Today marks the beginning of the Toyota Wellspring Education Fund’s annual Imagine the Possibilities Career Expo. Like other events this year, everything will be offered virtually, creating even more opportunities for participants.
This event previously allowed eighth grade students throughout the region to learn about 18 career pathways. This year, the decision was made to change this from eighth grade to students in 10th grade. The online portal will feature all 18 pathways, “a day in the life” videos, Mentor for a Minute clips, featuring professionals in the different fields, and a podcast that will offer more in-depth information, including why individuals chose a specific career.
Imagine the Possibilities will last through March 2021. In addition to what’s offered for 10th grade students, all eighth through 12th grade students in the region will have access to resources for the next year.
This program continues to reach our youth during a critical time when they are thinking about what to do after high school and helping students find the path that’s best for them.
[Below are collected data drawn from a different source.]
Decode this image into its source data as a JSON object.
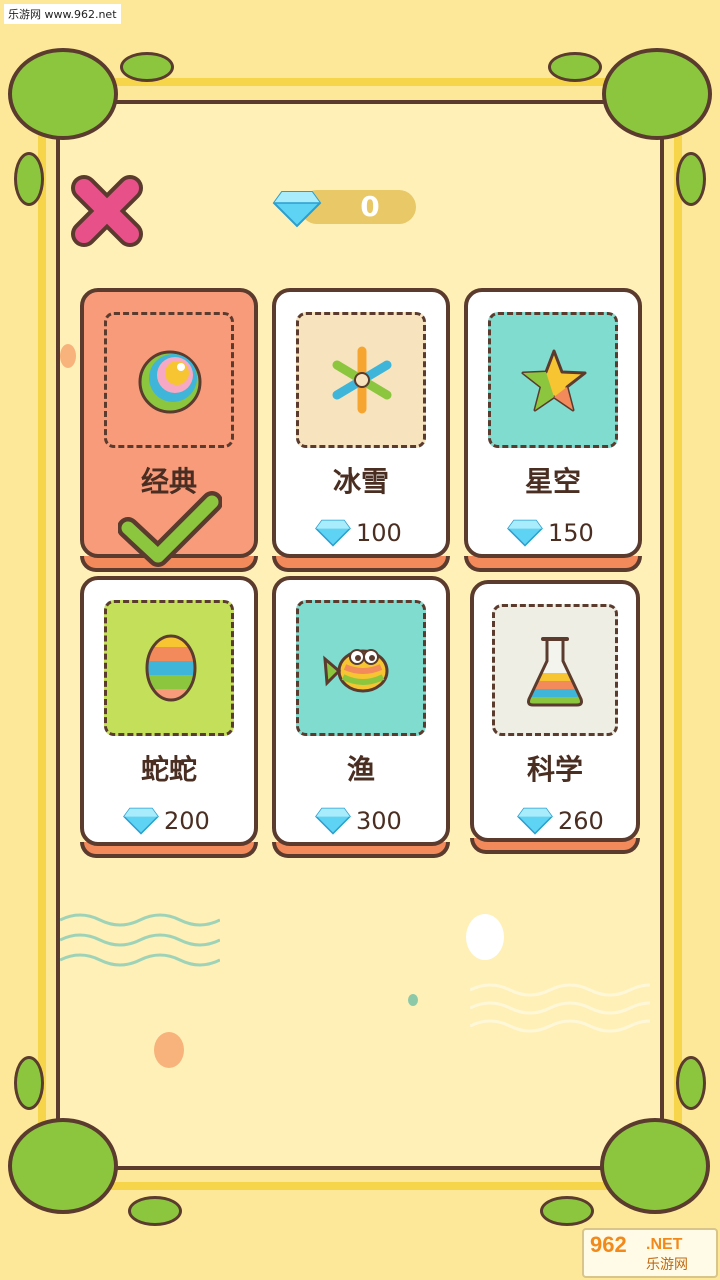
{
  "watermark": "乐游网 www.962.net",
  "header": {
    "gem_count": "0"
  },
  "themes": [
    {
      "name": "经典",
      "price": "",
      "selected": true
    },
    {
      "name": "冰雪",
      "price": "100",
      "selected": false
    },
    {
      "name": "星空",
      "price": "150",
      "selected": false
    },
    {
      "name": "蛇蛇",
      "price": "200",
      "selected": false
    },
    {
      "name": "渔",
      "price": "300",
      "selected": false
    },
    {
      "name": "科学",
      "price": "260",
      "selected": false
    }
  ],
  "corner_logo": {
    "number": "962",
    "suffix": ".NET",
    "site_name": "乐游网"
  },
  "colors": {
    "background": "#fde89a",
    "card_selected": "#f79b7b",
    "accent_check": "#8cc63f",
    "close": "#e8508a"
  }
}
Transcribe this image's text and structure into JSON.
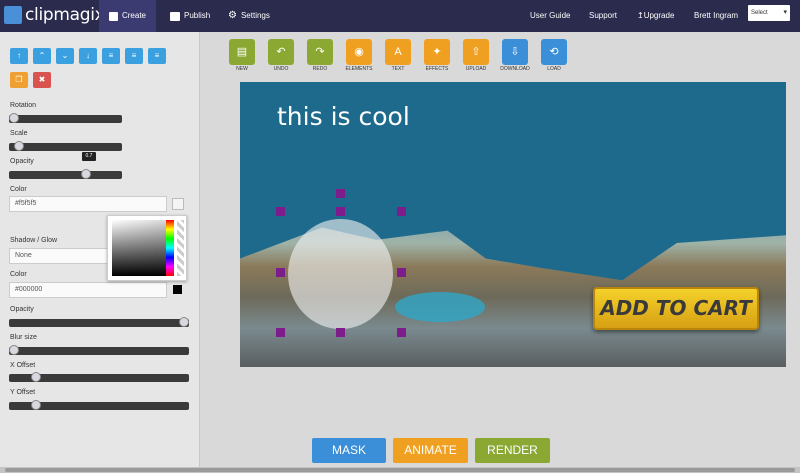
{
  "app": {
    "brand": "clipmagix"
  },
  "nav": {
    "items": [
      {
        "label": "Create",
        "icon": "video-camera-icon"
      },
      {
        "label": "Publish",
        "icon": "publish-icon"
      },
      {
        "label": "Settings",
        "icon": "gear-icon"
      }
    ],
    "right": {
      "user_guide": "User Guide",
      "support": "Support",
      "upgrade": "Upgrade",
      "user": "Brett Ingram",
      "select_value": "Select"
    }
  },
  "left_panel": {
    "align_buttons": [
      "arrow-up-icon",
      "chevron-up-icon",
      "chevron-down-icon",
      "arrow-down-icon",
      "align-left-icon",
      "align-center-icon",
      "align-right-icon"
    ],
    "action_buttons": [
      "copy-icon",
      "trash-icon"
    ],
    "rotation_label": "Rotation",
    "scale_label": "Scale",
    "opacity_label": "Opacity",
    "opacity_tooltip": "0.7",
    "color_label": "Color",
    "color_value": "#f5f5f5",
    "shadow_label": "Shadow / Glow",
    "shadow_value": "None",
    "shadow_color_label": "Color",
    "shadow_color_value": "#000000",
    "shadow_opacity_label": "Opacity",
    "blur_label": "Blur size",
    "xoffset_label": "X Offset",
    "yoffset_label": "Y Offset",
    "levels": {
      "rotation": 0.0,
      "scale": 0.05,
      "opacity": 0.7,
      "shadow_opacity": 1.0,
      "blur": 0.0,
      "xoffset": 0.13,
      "yoffset": 0.13
    }
  },
  "toolbar": [
    {
      "label": "NEW",
      "icon": "new-file-icon",
      "color": "#8aa832"
    },
    {
      "label": "UNDO",
      "icon": "undo-icon",
      "color": "#8aa832"
    },
    {
      "label": "REDO",
      "icon": "redo-icon",
      "color": "#8aa832"
    },
    {
      "label": "ELEMENTS",
      "icon": "eye-icon",
      "color": "#f0a020"
    },
    {
      "label": "TEXT",
      "icon": "text-icon",
      "color": "#f0a020"
    },
    {
      "label": "EFFECTS",
      "icon": "magic-wand-icon",
      "color": "#f0a020"
    },
    {
      "label": "UPLOAD",
      "icon": "upload-icon",
      "color": "#f0a020"
    },
    {
      "label": "DOWNLOAD",
      "icon": "download-icon",
      "color": "#3a8fd8"
    },
    {
      "label": "LOAD",
      "icon": "load-icon",
      "color": "#3a8fd8"
    }
  ],
  "canvas": {
    "text": "this is cool",
    "cart_button": "ADD TO CART",
    "background": "#1e6a8c",
    "handle_color": "#7d1d8c"
  },
  "bottom_buttons": {
    "mask": "MASK",
    "animate": "ANIMATE",
    "render": "RENDER"
  },
  "colors": {
    "nav_bg": "#2b2b4e",
    "mask": "#3a8fd8",
    "animate": "#f0a020",
    "render": "#8aa832"
  }
}
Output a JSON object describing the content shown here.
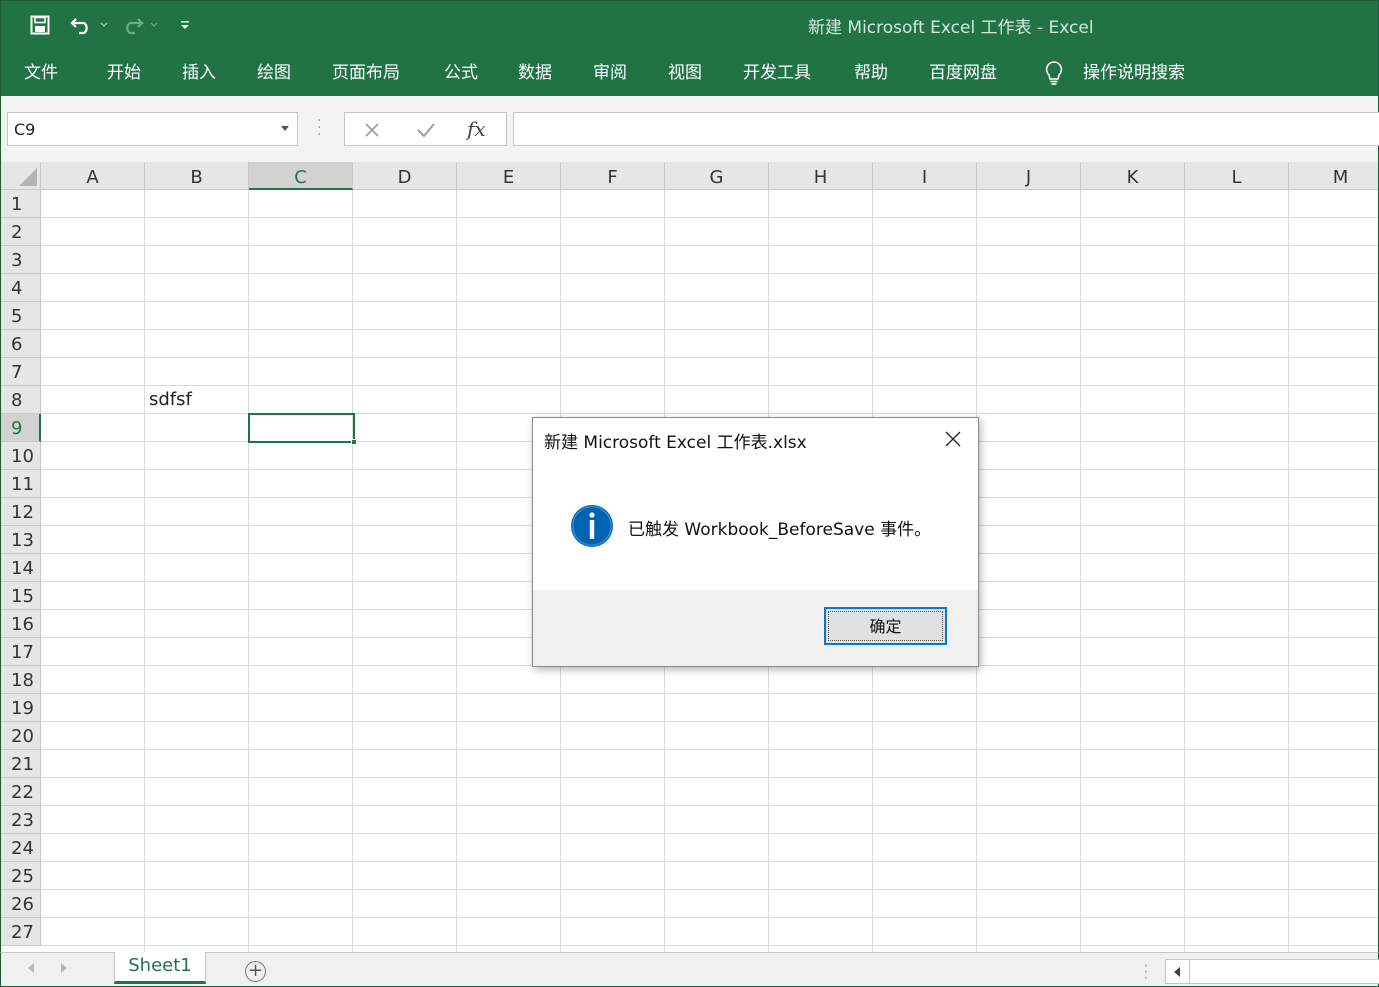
{
  "app": {
    "window_title": "新建 Microsoft Excel 工作表  -  Excel"
  },
  "quick_access": {
    "icons": [
      "save-icon",
      "undo-icon",
      "redo-icon",
      "customize-qat-icon"
    ]
  },
  "ribbon": {
    "tabs": [
      "文件",
      "开始",
      "插入",
      "绘图",
      "页面布局",
      "公式",
      "数据",
      "审阅",
      "视图",
      "开发工具",
      "帮助",
      "百度网盘"
    ],
    "tell_me": "操作说明搜索"
  },
  "formula_bar": {
    "name_box": "C9",
    "fx_label": "fx",
    "formula": ""
  },
  "grid": {
    "columns": [
      "A",
      "B",
      "C",
      "D",
      "E",
      "F",
      "G",
      "H",
      "I",
      "J",
      "K",
      "L",
      "M"
    ],
    "rows": [
      "1",
      "2",
      "3",
      "4",
      "5",
      "6",
      "7",
      "8",
      "9",
      "10",
      "11",
      "12",
      "13",
      "14",
      "15",
      "16",
      "17",
      "18",
      "19",
      "20",
      "21",
      "22",
      "23",
      "24",
      "25",
      "26",
      "27"
    ],
    "selected_column": "C",
    "selected_row": "9",
    "cells": {
      "B8": "sdfsf"
    }
  },
  "sheets": {
    "tabs": [
      "Sheet1"
    ],
    "active": "Sheet1"
  },
  "dialog": {
    "title": "新建 Microsoft Excel 工作表.xlsx",
    "message": "已触发 Workbook_BeforeSave 事件。",
    "ok_label": "确定",
    "icon": "info-icon"
  },
  "colors": {
    "excel_green": "#217346",
    "dialog_button_focus": "#0078d7",
    "info_blue": "#0063b1"
  }
}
You can find out more about the expo at www.createfoundation.com.
We also reported last week that the Toyota USA Foundation awarded grants totaling $200,000 to help 8,400 students participate in virtual learning during the global pandemic. Itawamba County School District, South Tippah School District and Monroe County School District each received money, and this is in addition to what the Toyota Wellspring Education Fund provides for eight school districts in Pontotoc, Union and Lee counties.
We applaud the Toyota USA Foundation and the Toyota Wellspring Fund at the CREATE Foundation for its continued support of children in our region.